Create and configure matplotlib axes based on background map type.

Set up the plot axes using Cartopy or standard matplotlib. Supports different types of background maps including stock images, OpenStreetMap, and Natural Earth datasets with optional geographic projections and extents.

Parameters:

background_map (str or None) – Type of background map to use. Can be ‘stock’ for built-in stock image, ‘OSM’ for OpenStreetMap or ‘NE’ for Natural Earth features. If not provided creates mapltolib Axes object without any background.
projection (cartopy.crs.Projection, optional) – Projection to use for the plot. For ‘OSM’ map background it is automatically set.

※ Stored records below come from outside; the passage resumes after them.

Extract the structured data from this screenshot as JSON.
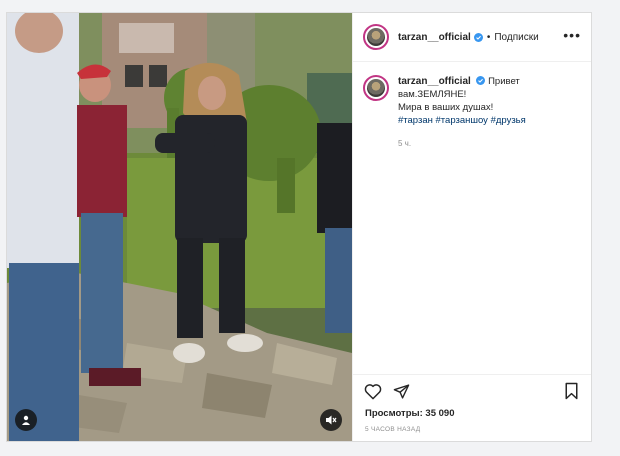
{
  "post": {
    "username": "tarzan__official",
    "follow_label": "Подписки",
    "dot": "•",
    "more_label": "•••"
  },
  "caption": {
    "username": "tarzan__official",
    "text_line1": "Привет",
    "text_line2": "вам.ЗЕМЛЯНЕ!",
    "text_line3": "Мира в ваших душах!",
    "hashtags": "#тарзан #тарзаншоу #друзья",
    "time_ago": "5 ч."
  },
  "stats": {
    "views": "Просмотры: 35 090",
    "date": "5 ЧАСОВ НАЗАД"
  },
  "icons": {
    "verified": "verified-badge-icon",
    "like": "heart-icon",
    "share": "paper-plane-icon",
    "save": "bookmark-icon",
    "user": "user-tag-icon",
    "mute": "muted-speaker-icon"
  },
  "colors": {
    "verified": "#3897f0",
    "link": "#00376b",
    "muted_text": "#8e8e8e",
    "story_ring": "#c13584"
  }
}
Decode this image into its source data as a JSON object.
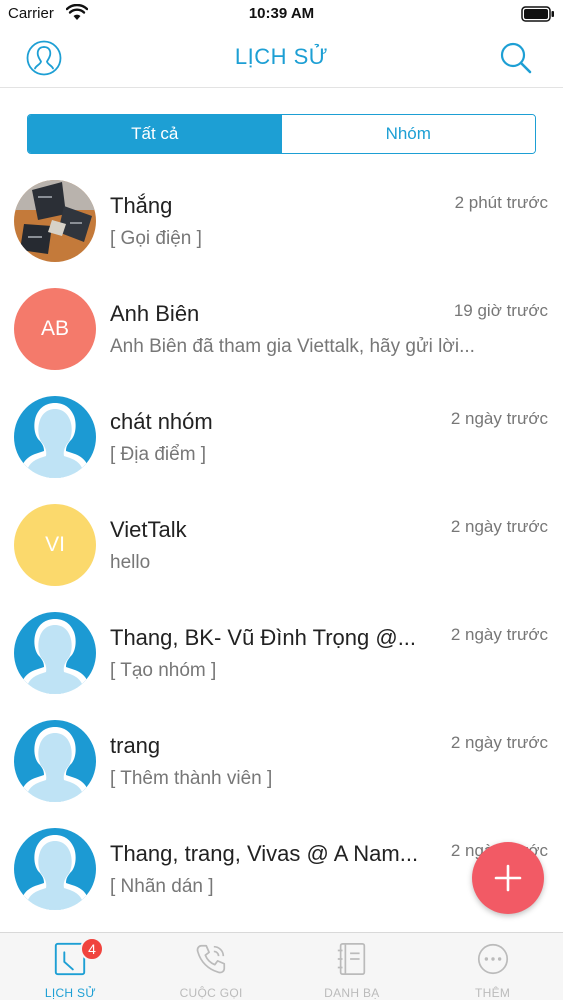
{
  "status_bar": {
    "carrier": "Carrier",
    "time": "10:39 AM"
  },
  "nav": {
    "title": "LỊCH SỬ"
  },
  "segments": [
    {
      "label": "Tất cả",
      "selected": true
    },
    {
      "label": "Nhóm",
      "selected": false
    }
  ],
  "conversations": [
    {
      "name": "Thắng",
      "preview": "[ Gọi điện ]",
      "time": "2 phút trước",
      "avatar": "photo-avatar"
    },
    {
      "name": "Anh Biên",
      "preview": "Anh Biên đã tham gia Viettalk, hãy gửi lời...",
      "time": "19 giờ trước",
      "avatar": "AB",
      "avatar_color": "#f47a6b"
    },
    {
      "name": "chát nhóm",
      "preview": "[ Địa điểm ]",
      "time": "2 ngày trước",
      "avatar": "default-person-icon"
    },
    {
      "name": "VietTalk",
      "preview": "hello",
      "time": "2 ngày trước",
      "avatar": "VI",
      "avatar_color": "#fbd96c"
    },
    {
      "name": "Thang, BK- Vũ Đình Trọng @...",
      "preview": "[ Tạo nhóm ]",
      "time": "2 ngày trước",
      "avatar": "default-person-icon"
    },
    {
      "name": "trang",
      "preview": "[ Thêm thành viên ]",
      "time": "2 ngày trước",
      "avatar": "default-person-icon"
    },
    {
      "name": "Thang, trang, Vivas @ A Nam...",
      "preview": "[ Nhãn dán ]",
      "time": "2 ngày trước",
      "avatar": "default-person-icon"
    }
  ],
  "tabs": [
    {
      "label": "LỊCH SỬ",
      "icon": "history-icon",
      "active": true,
      "badge": "4"
    },
    {
      "label": "CUỘC GỌI",
      "icon": "phone-icon",
      "active": false
    },
    {
      "label": "DANH BẠ",
      "icon": "contacts-book-icon",
      "active": false
    },
    {
      "label": "THÊM",
      "icon": "more-icon",
      "active": false
    }
  ],
  "colors": {
    "accent": "#1d9fd4",
    "fab": "#f25a65",
    "badge": "#f0443e"
  }
}
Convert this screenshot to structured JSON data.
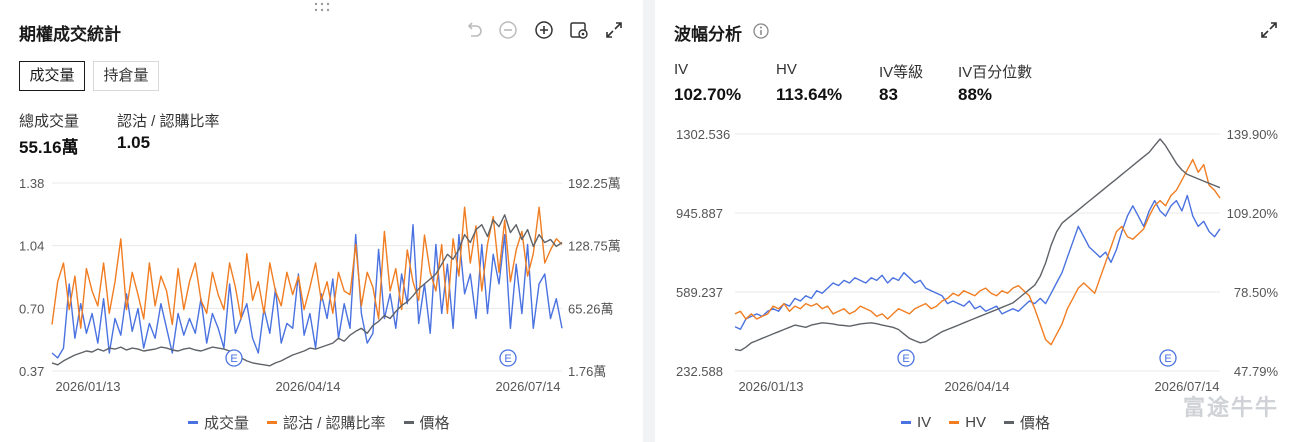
{
  "left": {
    "title": "期權成交統計",
    "tabs": [
      {
        "label": "成交量",
        "active": true
      },
      {
        "label": "持倉量",
        "active": false
      }
    ],
    "stats": [
      {
        "label": "總成交量",
        "value": "55.16萬"
      },
      {
        "label": "認沽 / 認購比率",
        "value": "1.05"
      }
    ],
    "toolbar_icons": [
      "undo-icon",
      "zoom-out-icon",
      "zoom-in-icon",
      "settings-icon",
      "expand-icon"
    ],
    "legend": [
      {
        "label": "成交量",
        "color": "#4a72e0"
      },
      {
        "label": "認沽 / 認購比率",
        "color": "#f07d22"
      },
      {
        "label": "價格",
        "color": "#5f6368"
      }
    ]
  },
  "right": {
    "title": "波幅分析",
    "metrics": [
      {
        "label": "IV",
        "value": "102.70%"
      },
      {
        "label": "HV",
        "value": "113.64%"
      },
      {
        "label": "IV等級",
        "value": "83"
      },
      {
        "label": "IV百分位數",
        "value": "88%"
      }
    ],
    "legend": [
      {
        "label": "IV",
        "color": "#4a72e0"
      },
      {
        "label": "HV",
        "color": "#f07d22"
      },
      {
        "label": "價格",
        "color": "#5f6368"
      }
    ],
    "watermark": "富途牛牛"
  },
  "chart_data": [
    {
      "type": "line",
      "title": "期權成交統計",
      "left_axis_ticks": [
        "1.38",
        "1.04",
        "0.70",
        "0.37"
      ],
      "right_axis_ticks": [
        "192.25萬",
        "128.75萬",
        "65.26萬",
        "1.76萬"
      ],
      "x_ticks": [
        "2026/01/13",
        "2026/04/14",
        "2026/07/14"
      ],
      "event_markers": [
        "E",
        "E"
      ],
      "ylim_left": [
        0.37,
        1.38
      ],
      "ylim_right": [
        1.76,
        192.25
      ],
      "series": [
        {
          "name": "成交量",
          "axis": "right",
          "color": "#4a72e0",
          "values": [
            20,
            15,
            25,
            90,
            35,
            70,
            40,
            60,
            30,
            75,
            20,
            55,
            38,
            80,
            42,
            65,
            25,
            50,
            35,
            70,
            45,
            20,
            60,
            38,
            55,
            40,
            75,
            30,
            60,
            45,
            25,
            90,
            40,
            55,
            70,
            35,
            20,
            65,
            40,
            85,
            30,
            50,
            45,
            100,
            38,
            60,
            25,
            80,
            55,
            95,
            35,
            70,
            45,
            140,
            60,
            30,
            40,
            125,
            55,
            80,
            45,
            100,
            70,
            150,
            50,
            90,
            40,
            130,
            60,
            110,
            45,
            140,
            80,
            100,
            55,
            130,
            60,
            120,
            90,
            140,
            45,
            110,
            60,
            130,
            45,
            90,
            100,
            55,
            75,
            45
          ]
        },
        {
          "name": "認沽 / 認購比率",
          "axis": "left",
          "color": "#f07d22",
          "values": [
            0.62,
            0.85,
            0.95,
            0.7,
            0.88,
            0.6,
            0.92,
            0.8,
            0.72,
            0.95,
            0.68,
            0.85,
            1.08,
            0.7,
            0.9,
            0.78,
            0.65,
            0.95,
            0.72,
            0.88,
            0.8,
            0.62,
            0.92,
            0.7,
            0.85,
            0.95,
            0.75,
            0.68,
            0.9,
            0.78,
            0.7,
            0.95,
            0.82,
            0.65,
            1.0,
            0.75,
            0.85,
            0.68,
            0.95,
            0.8,
            0.72,
            0.9,
            0.78,
            0.88,
            0.7,
            0.82,
            0.95,
            0.75,
            0.85,
            0.68,
            0.9,
            0.8,
            0.78,
            1.05,
            0.72,
            0.9,
            0.82,
            0.65,
            1.12,
            0.8,
            0.92,
            0.7,
            1.02,
            0.85,
            0.75,
            1.1,
            0.9,
            0.8,
            1.05,
            0.68,
            1.08,
            0.88,
            1.25,
            0.95,
            1.15,
            0.8,
            1.05,
            1.2,
            0.9,
            1.18,
            0.85,
            1.02,
            1.12,
            0.88,
            1.0,
            1.25,
            0.95,
            1.02,
            1.08,
            1.05
          ]
        },
        {
          "name": "價格",
          "axis": "right",
          "color": "#5f6368",
          "values": [
            10,
            8,
            12,
            15,
            18,
            20,
            22,
            21,
            24,
            22,
            25,
            24,
            26,
            23,
            25,
            24,
            22,
            23,
            24,
            26,
            25,
            23,
            22,
            24,
            25,
            23,
            22,
            24,
            26,
            25,
            24,
            22,
            18,
            15,
            12,
            10,
            9,
            8,
            7,
            10,
            12,
            15,
            18,
            20,
            22,
            25,
            24,
            26,
            28,
            30,
            35,
            32,
            38,
            42,
            45,
            40,
            48,
            52,
            58,
            55,
            62,
            68,
            72,
            78,
            85,
            90,
            95,
            100,
            110,
            120,
            115,
            125,
            140,
            132,
            145,
            150,
            138,
            155,
            148,
            160,
            142,
            150,
            135,
            145,
            128,
            140,
            132,
            135,
            128,
            132
          ]
        }
      ]
    },
    {
      "type": "line",
      "title": "波幅分析",
      "left_axis_ticks": [
        "1302.536",
        "945.887",
        "589.237",
        "232.588"
      ],
      "right_axis_ticks": [
        "139.90%",
        "109.20%",
        "78.50%",
        "47.79%"
      ],
      "x_ticks": [
        "2026/01/13",
        "2026/04/14",
        "2026/07/14"
      ],
      "event_markers": [
        "E",
        "E"
      ],
      "ylim_left": [
        232.588,
        1302.536
      ],
      "ylim_right": [
        47.79,
        139.9
      ],
      "series": [
        {
          "name": "IV",
          "axis": "right",
          "color": "#4a72e0",
          "values": [
            65,
            64,
            68,
            69,
            70,
            69,
            71,
            72,
            71,
            74,
            73,
            76,
            75,
            77,
            76,
            79,
            78,
            80,
            82,
            81,
            83,
            82,
            84,
            83,
            82,
            84,
            83,
            85,
            82,
            84,
            83,
            86,
            84,
            82,
            83,
            80,
            79,
            78,
            77,
            74,
            75,
            74,
            73,
            75,
            72,
            73,
            71,
            72,
            73,
            70,
            71,
            72,
            71,
            73,
            75,
            74,
            76,
            74,
            78,
            82,
            86,
            92,
            98,
            104,
            100,
            96,
            94,
            92,
            94,
            90,
            95,
            102,
            108,
            112,
            108,
            104,
            110,
            114,
            110,
            108,
            112,
            114,
            110,
            116,
            108,
            104,
            106,
            102,
            100,
            103
          ]
        },
        {
          "name": "HV",
          "axis": "right",
          "color": "#f07d22",
          "values": [
            70,
            71,
            68,
            70,
            68,
            69,
            70,
            73,
            72,
            74,
            71,
            73,
            72,
            74,
            73,
            74,
            72,
            73,
            70,
            71,
            72,
            70,
            71,
            73,
            72,
            71,
            69,
            70,
            68,
            70,
            72,
            71,
            70,
            72,
            73,
            74,
            72,
            73,
            75,
            76,
            78,
            77,
            79,
            78,
            77,
            79,
            80,
            78,
            77,
            79,
            78,
            80,
            81,
            79,
            77,
            72,
            66,
            60,
            58,
            62,
            66,
            72,
            76,
            80,
            82,
            80,
            78,
            84,
            90,
            96,
            102,
            104,
            100,
            99,
            101,
            103,
            108,
            112,
            114,
            112,
            116,
            118,
            122,
            126,
            130,
            125,
            128,
            120,
            118,
            115
          ]
        },
        {
          "name": "價格",
          "axis": "left",
          "color": "#5f6368",
          "values": [
            330,
            325,
            340,
            360,
            370,
            380,
            390,
            400,
            410,
            420,
            430,
            440,
            435,
            430,
            440,
            445,
            450,
            448,
            445,
            440,
            438,
            435,
            440,
            445,
            448,
            450,
            446,
            440,
            435,
            430,
            420,
            400,
            380,
            370,
            360,
            365,
            380,
            395,
            410,
            420,
            430,
            440,
            450,
            460,
            470,
            480,
            490,
            500,
            510,
            520,
            530,
            540,
            560,
            580,
            600,
            620,
            660,
            720,
            800,
            860,
            900,
            920,
            940,
            960,
            980,
            1000,
            1020,
            1040,
            1060,
            1080,
            1100,
            1120,
            1140,
            1160,
            1180,
            1200,
            1220,
            1250,
            1280,
            1250,
            1210,
            1170,
            1140,
            1120,
            1110,
            1100,
            1090,
            1080,
            1070,
            1060
          ]
        }
      ]
    }
  ]
}
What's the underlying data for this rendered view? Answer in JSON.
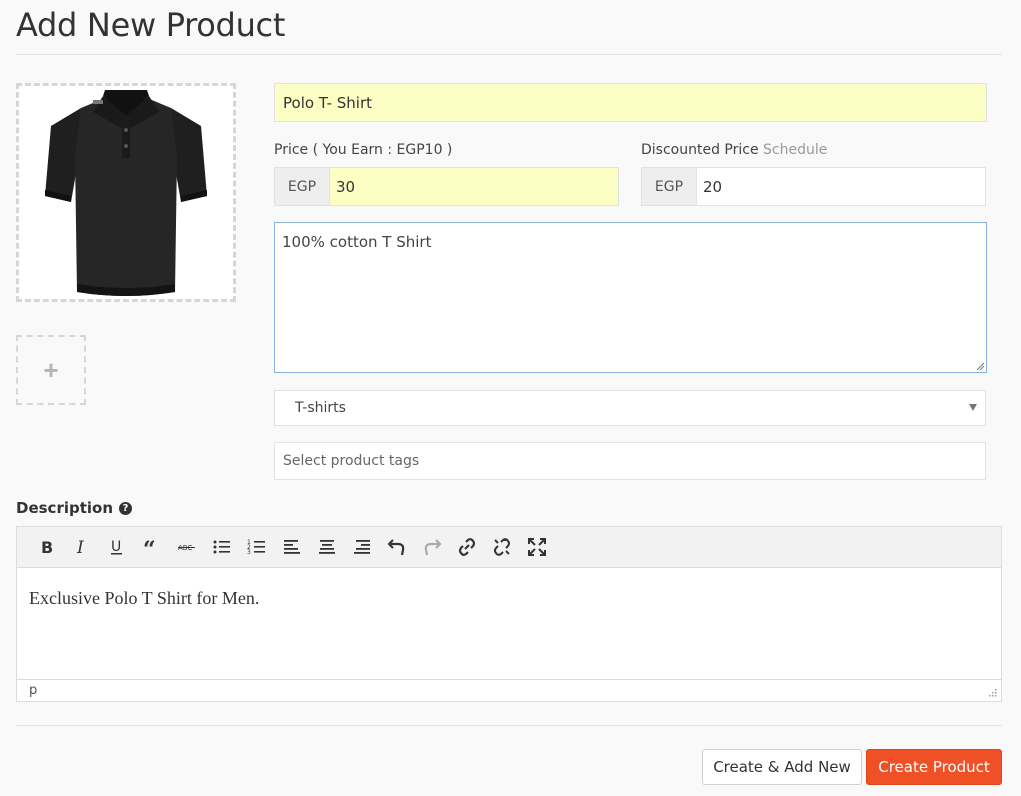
{
  "page": {
    "title": "Add New Product"
  },
  "product": {
    "name": "Polo T- Shirt",
    "price_label": "Price ( You Earn : EGP10 )",
    "price_currency": "EGP",
    "price_value": "30",
    "discount_label": "Discounted Price",
    "schedule_link": "Schedule",
    "discount_currency": "EGP",
    "discount_value": "20",
    "short_description": "100% cotton T Shirt",
    "category": "T-shirts",
    "tags_placeholder": "Select product tags"
  },
  "description": {
    "label": "Description",
    "content": "Exclusive Polo T Shirt for Men.",
    "path": "p",
    "toolbar": [
      "bold-icon",
      "italic-icon",
      "underline-icon",
      "blockquote-icon",
      "strikethrough-icon",
      "bullet-list-icon",
      "numbered-list-icon",
      "align-left-icon",
      "align-center-icon",
      "align-right-icon",
      "undo-icon",
      "redo-icon",
      "link-icon",
      "unlink-icon",
      "fullscreen-icon"
    ]
  },
  "actions": {
    "create_add_new": "Create & Add New",
    "create_product": "Create Product"
  },
  "colors": {
    "primary": "#f05025",
    "highlight": "#fcffc3",
    "focus": "#8ab0e4"
  }
}
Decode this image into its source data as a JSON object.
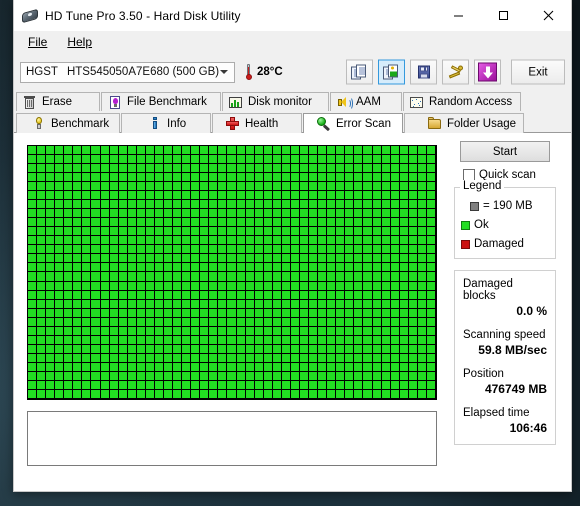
{
  "window": {
    "title": "HD Tune Pro 3.50 - Hard Disk Utility",
    "icon": "hard-disk-icon",
    "minimize": "—",
    "maximize": "□",
    "close": "×"
  },
  "menu": {
    "items": [
      {
        "label": "File",
        "accel": "F"
      },
      {
        "label": "Help",
        "accel": "H"
      }
    ]
  },
  "toolbar": {
    "drive_vendor": "HGST",
    "drive_model": "HTS545050A7E680 (500 GB)",
    "dropdown_icon": "chevron-down-icon",
    "temperature": "28°C",
    "thermometer_icon": "thermometer-icon",
    "buttons": [
      {
        "name": "copy-info-button",
        "icon": "copy-pages-icon",
        "selected": false
      },
      {
        "name": "copy-screenshot-button",
        "icon": "copy-image-icon",
        "selected": true
      },
      {
        "name": "save-button",
        "icon": "floppy-disk-icon",
        "selected": false
      },
      {
        "name": "options-button",
        "icon": "tools-icon",
        "selected": false
      },
      {
        "name": "download-button",
        "icon": "purple-down-arrow-icon",
        "selected": false
      }
    ],
    "exit_label": "Exit"
  },
  "tabs": {
    "row1": [
      {
        "label": "Erase",
        "icon": "trash-icon",
        "active": false
      },
      {
        "label": "File Benchmark",
        "icon": "file-benchmark-icon",
        "active": false
      },
      {
        "label": "Disk monitor",
        "icon": "bar-chart-icon",
        "active": false
      },
      {
        "label": "AAM",
        "icon": "speaker-icon",
        "active": false
      },
      {
        "label": "Random Access",
        "icon": "scatter-icon",
        "active": false
      }
    ],
    "row2": [
      {
        "label": "Benchmark",
        "icon": "lightbulb-icon",
        "active": false
      },
      {
        "label": "Info",
        "icon": "info-icon",
        "active": false
      },
      {
        "label": "Health",
        "icon": "red-cross-icon",
        "active": false
      },
      {
        "label": "Error Scan",
        "icon": "magnifier-icon",
        "active": true
      },
      {
        "label": "Folder Usage",
        "icon": "folder-icon",
        "active": false
      }
    ]
  },
  "scan": {
    "columns": 45,
    "rows": 28,
    "ok_color": "#22dd22",
    "damaged_color": "#cc1111",
    "grid_line_color": "#000000",
    "log_text": ""
  },
  "side": {
    "start_label": "Start",
    "quick_scan_label": "Quick scan",
    "quick_scan_checked": false,
    "legend": {
      "title": "Legend",
      "rows": [
        {
          "label": "= 190 MB",
          "color": "#808080"
        },
        {
          "label": "Ok",
          "color": "#22dd22"
        },
        {
          "label": "Damaged",
          "color": "#cc1111"
        }
      ]
    },
    "stats": [
      {
        "label": "Damaged blocks",
        "value": "0.0 %"
      },
      {
        "label": "Scanning speed",
        "value": "59.8 MB/sec"
      },
      {
        "label": "Position",
        "value": "476749 MB"
      },
      {
        "label": "Elapsed time",
        "value": "106:46"
      }
    ]
  }
}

For other map backgrounds it defaults to PlateCarree() if not provided.
extent (list-like or None, optional) – Geographic bounding box [lon_min, lat_min, lon_max, lat_max]. Defaults to None.

Returns:

matplotlib.axes.Axes or cartopy.mpl.geoaxes.GeoAxes object with appropriate projection and background.

poligrain.spatial module¶

Functions for calculating spatial distance, intersections and finding neighbors.

class poligrain.spatial.GridAtLines(da_gridded_data, ds_line_data, grid_point_location='center', use_lon_lat=False)¶

Bases: object

Get path-averaged grid values along lines.

For each line, e.g. a CML path, in ds_line_data the grid intersections are calculated and stored as sparse matrix during initialization. Via __call__ the time series of path-averaged grid values for each line can be calculated.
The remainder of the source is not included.